Началом конца стало в высшей степени простое восклицание:

– Его нет!

Гуппи вернулся с работы в семь вечера с пакетом продуктов и нью-йоркскими газетами. Он казался раздраженным, что, применительно к Гуппи, говорило о многом. С его темными, щенячьими глазами и спокойным, приятным выражением лица он часто казался невосприимчивым к давлению. Но не этим вечером. Он словно почувствовал то, что надвигалось. Отчет, данный нам с Джоном о слухах, гуляющих по Риверсборо, был краток и надежды не внушал.

Полицейские вышли на водителя грузовика, который подвез меня в город. Впустую прогулявшись к северу от границы, копы решили, что я все еще нахожусь в окрестностях Риверсборо. Они начали, как Джон и говорил, прочесывать город по кварталам. Очень скоро, сказал Гуппи, они придут и сюда. Мы сошлись на том, что полицейские, не имея ордера, скорей всего не найдут старое бомбоубежище. И все равно Гуппи нервничал.

– Ради бога, – нажал на него Макклу, – если ты что-то скрываешь, лучше скажи сейчас. Мы не можем допустить, чтобы, заявившись сюда, копы поймали нас со спущенными штанами.

– Боюсь, – сказал он, – что нам грозит опасность.

– Почему? – Это взволновало меня не из чистого любопытства. – Как?

– Полицейские что-то заподозрили, когда официант из кофейни «Манхэттен-Корт» вспомнил, что я тогда разговаривал с вами и что потом вы обо мне расспрашивали.

– Совпадение, – отмахнулся Макклу. – Да Клейн с сотней людей переговорил, как сюда приехал. Не думаю, что копы всех их подозревают.

– К сожалению, мистер Макклу, думаю, вы не до конца осознаете все детали. Мистер Клейн приходил ко мне в день убийства. После того как он ушел из книжного магазина, женщина-покупательница сообщила полиции, что видела его там.

– Черт! – помрачнел Макклу.

– Короче говоря, – сказал Гуппи, – я вижу, вы все понимаете.

– Это парень из Индии или с другой планеты? – полушутливо спросил Макклу. – Я служил детективом в Полицейском управлении Нью-Йорка. Разумеется, я понимаю. Нам надо убрать тебя отсюда, Клейн, и побыстрее. Ты, – он указал на Гуппи, – иди к Заку и скажи ему, что у него на все про все пять минут.

– Но… – начал Гуппи.

– Никаких «но»! Вероятность того, что копы придут сюда с ордером, велика. Не удивлюсь, если уже сейчас на улице стоит их автомобиль.

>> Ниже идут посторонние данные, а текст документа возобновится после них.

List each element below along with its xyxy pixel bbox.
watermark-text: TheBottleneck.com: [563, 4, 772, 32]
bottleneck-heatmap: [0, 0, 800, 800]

Так что шевелись! – заорал на нашего хозяина Джон.

На этот раз Гуппи не стал спорить и побежал за моим племянником. Мы с Макклу просто смотрели друг на друга. Что тут можно было сказать? Я понимал, что моя жизнь на свободе заканчивается.

– Я собираюсь сдаться властям.

– Ради бога, Клейн, не начинай сначала.

– Нет, Джон, придется. Я не хочу, чтобы меня схватили, когда я буду тут прятаться. Ради Киры я должен рассказать свою историю с высоко поднятой головой. Если меня поймают при попытке к бегству, никто не станет меня слушать. Весь мир посчитает меня виновным.

– Весь мир и так считает.

– Прости, Макклу, я должен это сделать. – Я начал открывать люк.

Он схватил и стал удерживать меня сильнее, чем было нужно. Я заметил, что кожа и белки глаз у него пожелтели. Он хотел что-то сказать и собирался заставить меня выслушать его.

– Послушай, Дилан. – Я замер. Так он называл меня, когда бывал серьезен. – Я понимаю, почему ты хочешь сдаться. Я тоже хотел сдаться после дела Эрнандеса, но твой брат отговорил меня. И он оказался прав. И для меня, и для управления так оказалось лучше.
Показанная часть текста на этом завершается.